Numbers often give fascinating insights to the many curious and unpredictable aspects of our world. There are many paradoxes and unsolved puzzles that have intrigued mathematicians over the years. The four colour theorem claims that every map drawn on paper can be filled in with just four colours so that no two neighbouring regions are the same colour. Another recent quirky mathematical discovery was that shuffling cards six times makes little difference to the order of the cards yet with a seventh shuffle the deck becomes completely random and extra shuffles don't change that. One crucial shuffle and the world of the cards transforms from order into chaos.
We see numbers as consistent and predictable, a comforting way of ordering the increasingly complex world around us, but often they behave unexpectedly and paradoxically. We can paint the world with four colours but it takes 8.6 million pixels to take one picture of my family.
We define our patients more and more by numbers. We measure their physiques, their physiology even their personalities. And now, for added quality we measure their pleasure in life with phq9s and HADs. For a long time Americans have been exhorted to ‘know their number,’ i.e. their blood cholesterol, as if this contained all the secrets to unlocking their future good health, like some medical star sign.
This is supposed to empower patients but more often it does the reverse. We pick a number, some arbitrary statistical cut off point, apply it to a person — who often feels perfectly well — and hey presto they transform into a patient. From there it's a short trip to becoming part of a population to a statistic to a damned lie. Rather than curbing the influence of medicine it increases the medicalisation of ordinary life and adds to the power of doctors.
The tables are being turned on doctors and measuring is seen as an antidote to declining trust. After a false start last year it looks like quality ratings are on their way to GP practices. Dr Foster will be round to measure us up to make sure we fit our new shiny suits as corporate, customer-focused salesman of the public health agenda. How do we know that the values we measure will match the values we want to promote? How do we know that we have the right indicators or enough of them?
Will we need more and more bits of information like a digital camera? Perhaps, like colouring a map, a handful of elegant measures will give a complete picture or perhaps, like a mirror image of shuffling the cards, there are a fixed number of indicators which will suddenly turn chaos and complexity into order and harmony.

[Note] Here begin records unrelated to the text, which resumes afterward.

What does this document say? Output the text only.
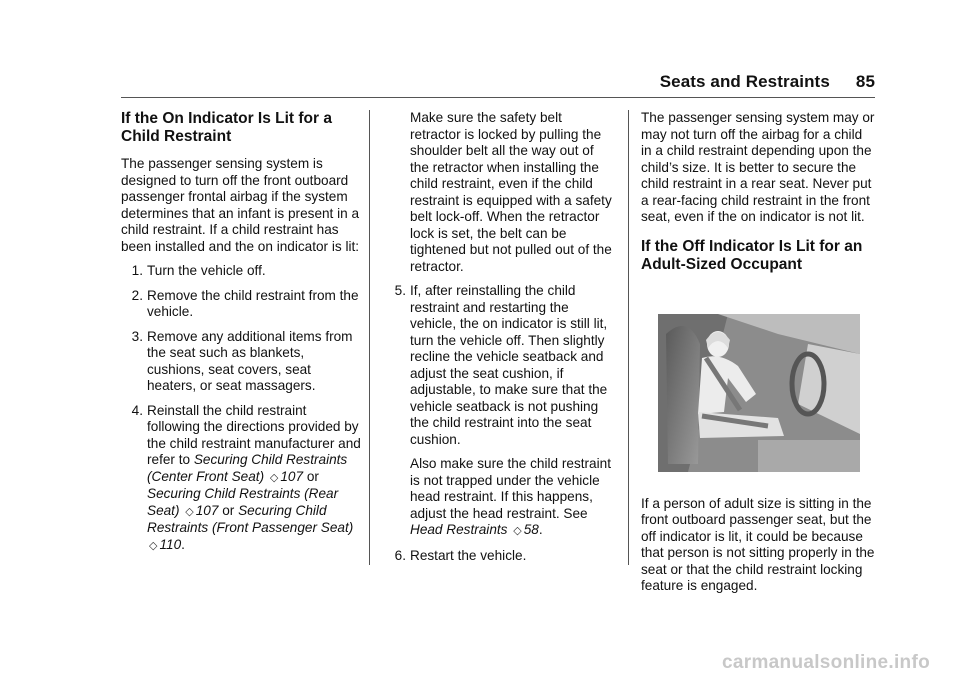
Seats and Restraints 85
If the On Indicator Is Lit for a Child Restraint

The passenger sensing system is designed to turn off the front outboard passenger frontal airbag if the system determines that an infant is present in a child restraint. If a child restraint has been installed and the on indicator is lit:

1. Turn the vehicle off.
2. Remove the child restraint from the vehicle.
3. Remove any additional items from the seat such as blankets, cushions, seat covers, seat heaters, or seat massagers.
4. Reinstall the child restraint following the directions provided by the child restraint manufacturer and refer to Securing Child Restraints (Center Front Seat) ◇ 107 or Securing Child Restraints (Rear Seat) ◇ 107 or Securing Child Restraints (Front Passenger Seat) ◇ 110.

Make sure the safety belt retractor is locked by pulling the shoulder belt all the way out of the retractor when installing the child restraint, even if the child restraint is equipped with a safety belt lock-off. When the retractor lock is set, the belt can be tightened but not pulled out of the retractor.

5. If, after reinstalling the child restraint and restarting the vehicle, the on indicator is still lit, turn the vehicle off. Then slightly recline the vehicle seatback and adjust the seat cushion, if adjustable, to make sure that the vehicle seatback is not pushing the child restraint into the seat cushion.
Also make sure the child restraint is not trapped under the vehicle head restraint. If this happens, adjust the head restraint. See Head Restraints ◇ 58.
6. Restart the vehicle.

The passenger sensing system may or may not turn off the airbag for a child in a child restraint depending upon the child’s size. It is better to secure the child restraint in a rear seat. Never put a rear-facing child restraint in the front seat, even if the on indicator is not lit.

If the Off Indicator Is Lit for an Adult-Sized Occupant

If a person of adult size is sitting in the front outboard passenger seat, but the off indicator is lit, it could be because that person is not sitting properly in the seat or that the child restraint locking feature is engaged.

carmanualsonline.info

We all want to improve the quality of our care to increase and establish trust, but just doing anything can be worse than the original problem. The history of reducing people's worth to a set of numbers is littered with dangers. In the past we have put great faith in IQ values yet we know that it is a very blinkered measure that suffocates other human values such as emotional intelligence and creativity. Education focused on limited targets produces one dimensional exam-passing pupils rather than drawing out individual worth. What we decide to count will determine what we decide to value. We reap the numbers that we sow.
As doctors we should stick to being sure that treatment will not be worse than the disease. It is better to light a match than curse the darkness — but not in a fireworks factory.
- © British Journal of General Practice, 2007.